One of the primary growth areas for Catholic providers has been in rural areas on the West Coast, according to the article; in Humboldt County, California, two-thirds of beds and about 1 in 3 doctors are associated with St. Joseph Health System, which affects patients’ options for both reproductive and end-of-life care.
In the wake of California’s right-to-die law, Bill Marks, M.D., St. Joseph Health’s chief medical officer, announced St. Joseph would opt out.
“I don’t see it as an option that’s going to be limited,” Marks told JPR. “I think there will be those physicians who are going to believe that everybody has that right ... and they do ... and if they can make the medical case for it in their conscience then they probably will participate. I don’t anticipate a shortage.”
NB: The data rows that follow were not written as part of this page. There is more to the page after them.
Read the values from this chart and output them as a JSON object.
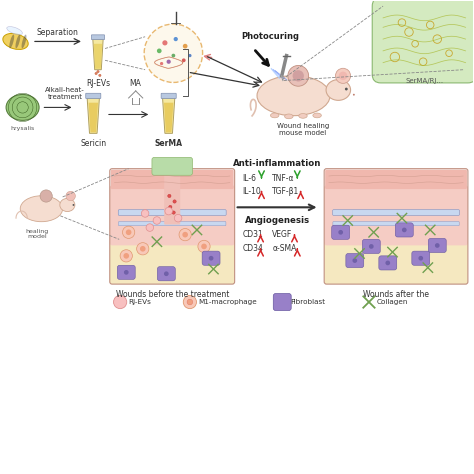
{
  "bg_color": "#ffffff",
  "top_labels": {
    "separation": "Separation",
    "rj_evs": "RJ-EVs",
    "alkali": "Alkali-heat-\ntreatment",
    "ma": "MA",
    "sericin": "Sericin",
    "serma": "SerMA",
    "photocuring": "Photocuring",
    "wound_model": "Wound healing\nmouse model",
    "serma_rj": "SerMA/RJ..."
  },
  "bottom_labels": {
    "before": "Wounds before the treatment",
    "after": "Wounds after the",
    "anti_inflammation": "Anti-inflammation",
    "il6": "IL-6",
    "tnfa": "TNF-α",
    "il10": "IL-10",
    "tgfb1": "TGF-β1",
    "angiogenesis": "Angiogenesis",
    "cd31": "CD31",
    "vegf": "VEGF",
    "cd34": "CD34",
    "asma": "α-SMA"
  },
  "green_down": "#2ca02c",
  "red_up": "#d62728",
  "skin": {
    "epidermis_top": "#f2c4bc",
    "epidermis": "#f0b8ae",
    "dermis": "#f5ccc4",
    "fat": "#f5e8c0",
    "wound_fill": "#b8dca8",
    "vessel": "#c8d8f0"
  },
  "ev_circle_fill": "#fdf8ec",
  "ev_circle_edge": "#e8b870",
  "tissue_fill": "#d4eac0",
  "tissue_edge": "#8ab870"
}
The problem goes beyond the anecdotal; in many cases, Catholic hospitals actively hinder clinicians in providing referrals for reproductive services the systems themselves don’t offer, according to a new study published in Perspectives on Reproductive Health.
Researchers, led by Debra Stulberg, M.D., of the Department of Family Medicine, University of Chicago, interviewed 27 obstetrician-gynecologists at Catholic providers and found numerous reports that administrators and ethicists had tried to dissuade them from providing referrals for services such as abortion, contraception and sterilization.
“The ob-gyns we interviewed said that at some Catholic hospitals, referrals to Planned Parenthood, public health clinics, or non-Catholic hospitals were commonly offered, but other Catholic hospitals discouraged these referrals, or doctors had to provide them in secret,” Stulberg said in a statement. Ob-gyns also reported that some Catholic hospitals provided patients with full information and helpful referrals for a range of services but left patients to fend for themselves in seeking an abortion."